Late arriving dimensions also
called as Early Arriving Facts, which occurs when dimension data arriving in
the data warehouse later than the fact data that references that dimension
record.
Early Arriving Fact or Late Arriving Dimension Scenario
In the common scenario for a data
warehouse, ETL (extract, transform, and load) processes are designed in a
manner that dimensions are fully processed first. Once the dimension processing
has been completed, the facts are loaded, with the assumption that all required
dimension data is already in place.
Late arriving dimensions break
this pattern, because the fact data is processed first, before the associated
dimension information. The ETL processes can encounter fact records that are
related to new dimension members i.e. members that have yet to be processed.

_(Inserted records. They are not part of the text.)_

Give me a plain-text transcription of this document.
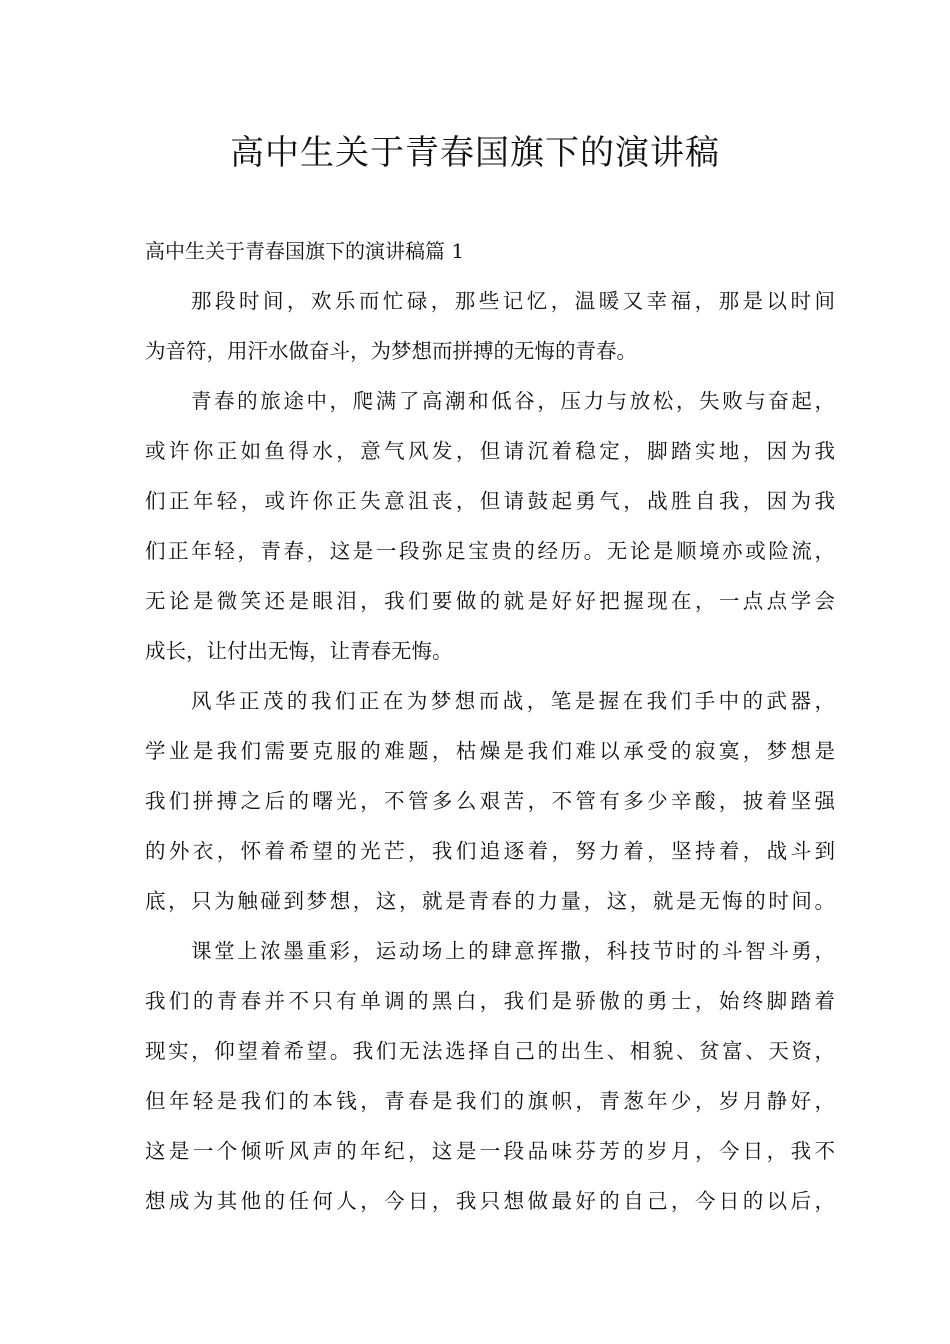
高中生关于青春国旗下的演讲稿

高中生关于青春国旗下的演讲稿篇 1

那段时间，欢乐而忙碌，那些记忆，温暖又幸福，那是以时间
为音符，用汗水做奋斗，为梦想而拼搏的无悔的青春。
青春的旅途中，爬满了高潮和低谷，压力与放松，失败与奋起，
或许你正如鱼得水，意气风发，但请沉着稳定，脚踏实地，因为我
们正年轻，或许你正失意沮丧，但请鼓起勇气，战胜自我，因为我
们正年轻，青春，这是一段弥足宝贵的经历。无论是顺境亦或险流，
无论是微笑还是眼泪，我们要做的就是好好把握现在，一点点学会
成长，让付出无悔，让青春无悔。
风华正茂的我们正在为梦想而战，笔是握在我们手中的武器，
学业是我们需要克服的难题，枯燥是我们难以承受的寂寞，梦想是
我们拼搏之后的曙光，不管多么艰苦，不管有多少辛酸，披着坚强
的外衣，怀着希望的光芒，我们追逐着，努力着，坚持着，战斗到
底，只为触碰到梦想，这，就是青春的力量，这，就是无悔的时间。
课堂上浓墨重彩，运动场上的肆意挥撒，科技节时的斗智斗勇，
我们的青春并不只有单调的黑白，我们是骄傲的勇士，始终脚踏着
现实，仰望着希望。我们无法选择自己的出生、相貌、贫富、天资，
但年轻是我们的本钱，青春是我们的旗帜，青葱年少，岁月静好，
这是一个倾听风声的年纪，这是一段品味芬芳的岁月，今日，我不
想成为其他的任何人，今日，我只想做最好的自己，今日的以后，
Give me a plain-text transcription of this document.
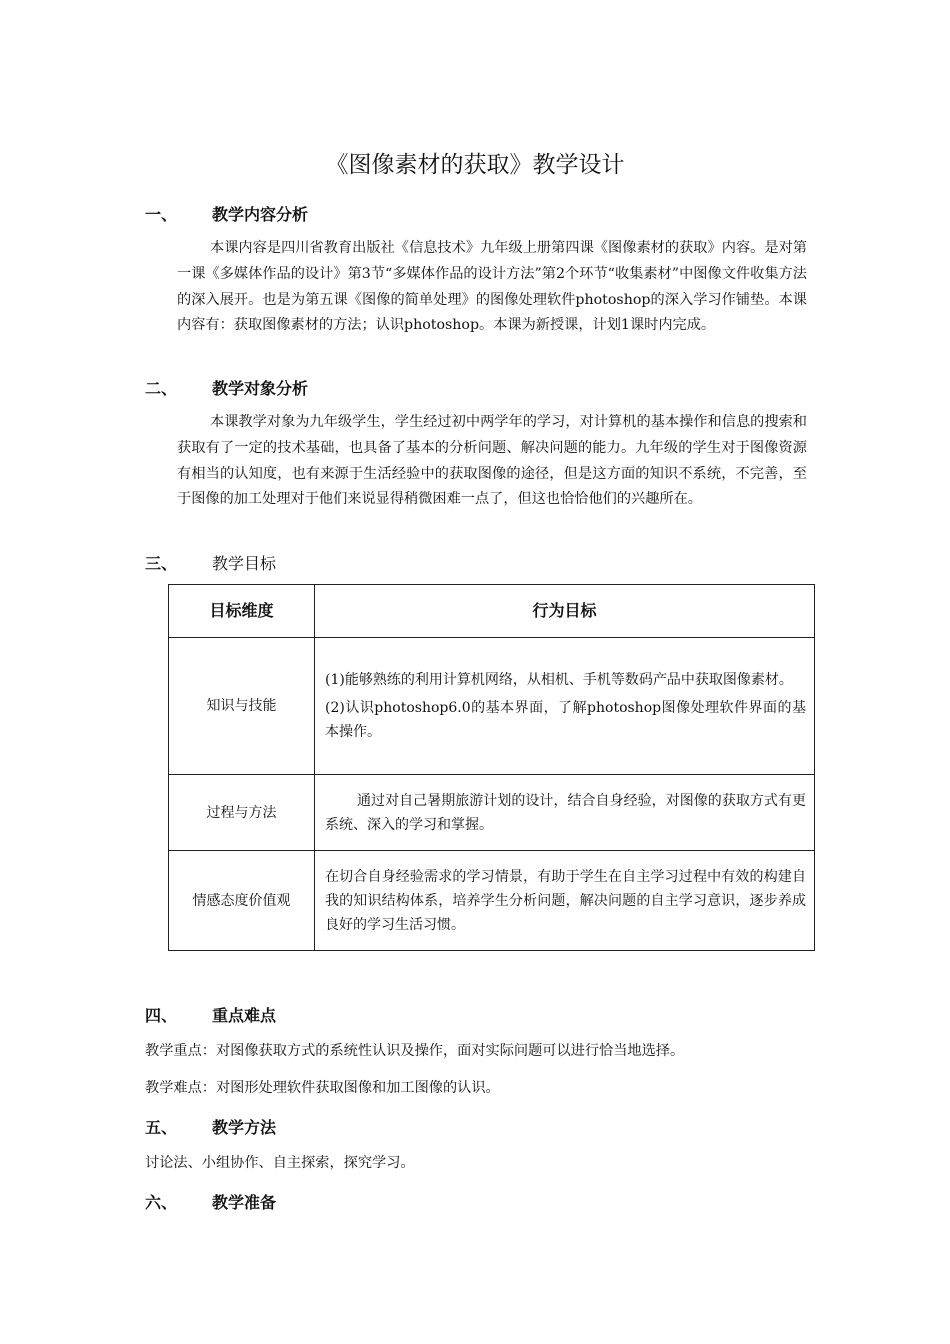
《图像素材的获取》教学设计
一、 教学内容分析
本课内容是四川省教育出版社《信息技术》九年级上册第四课《图像素材的获取》内容。是对第一课《多媒体作品的设计》第3节“多媒体作品的设计方法”第2个环节“收集素材”中图像文件收集方法的深入展开。也是为第五课《图像的简单处理》的图像处理软件photoshop的深入学习作铺垫。本课内容有：获取图像素材的方法；认识photoshop。本课为新授课，计划1课时内完成。
二、 教学对象分析
本课教学对象为九年级学生，学生经过初中两学年的学习，对计算机的基本操作和信息的搜索和获取有了一定的技术基础，也具备了基本的分析问题、解决问题的能力。九年级的学生对于图像资源有相当的认知度，也有来源于生活经验中的获取图像的途径，但是这方面的知识不系统，不完善，至于图像的加工处理对于他们来说显得稍微困难一点了，但这也恰恰他们的兴趣所在。
三、 教学目标
目标维度	行为目标
知识与技能	(1)能够熟练的利用计算机网络，从相机、手机等数码产品中获取图像素材。

(2)认识photoshop6.0的基本界面，了解photoshop图像处理软件界面的基本操作。

过程与方法	通过对自己暑期旅游计划的设计，结合自身经验，对图像的获取方式有更系统、深入的学习和掌握。

情感态度价值观	在切合自身经验需求的学习情景，有助于学生在自主学习过程中有效的构建自我的知识结构体系，培养学生分析问题，解决问题的自主学习意识，逐步养成良好的学习生活习惯。

四、 重点难点
教学重点：对图像获取方式的系统性认识及操作，面对实际问题可以进行恰当地选择。
教学难点：对图形处理软件获取图像和加工图像的认识。
五、 教学方法
讨论法、小组协作、自主探索，探究学习。
六、 教学准备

To Handling such type of scenario we are using below approach.
Ø
Never process the fact table
Ø
Park and retry the records
Ø
Insert a dummy value
Ø
Insert a row in the dimension and update it
letter
Never process the fact table
If the fact record to be loaded
is of no value without a reference to the late arriving dimension, and there is
no expectation that the late arriving dimension will ever show up, then there
is no reason to load the fact. Simply omit the record from the fact load. This
is rarely the case.
Park and retry the records
If the fact records to be loaded
are of no value without a reference to the late arriving dimension, and the
late arriving dimension is expected to show up eventually, then we can queue
the record until such time the dimension record is loaded. The queued record
must be flagged such that it is retried at a future time and loaded once a
related dimension record is loaded. It is typically a good idea to create a
queued record report to monitor this process.
Insert a dummy value
If the fact record does have
value without a reference to a related late arriving dimension, and we either
do not expect or do not care if a dimension record shows up at a later time,
then we can simply load the fact record with a foreign key reference to the
unknown record in the related dimension; typically -1 surrogate key value. Note
that we must pay particular attention to the fact grain if we are going to take
the unknown member approach to failed foreign key lookups. Most fact table
primary keys are set as a composite across foreign keys and degenerate
dimensions. If allowing a foreign key to be set to -1 cause a possible primary
key violation, then we need to look for other options such as adding a
degenerate dimension.
Insert a row in the dimension and update it letter
If the fact record has value without a reference to a related late arriving dimension, and we expect the late arriving dimension to show up at a later time, then we can use the natural key in the record bound for the fact table to seed a record (inferred member) in the related dimensions. Once the dimension record shows up, it will have the same natural key and the dimension record’s attributes can then be updated. Particular attention should be paid to the inferred member’s record time in cases where dimension history is tracked such as SCD 2 situations.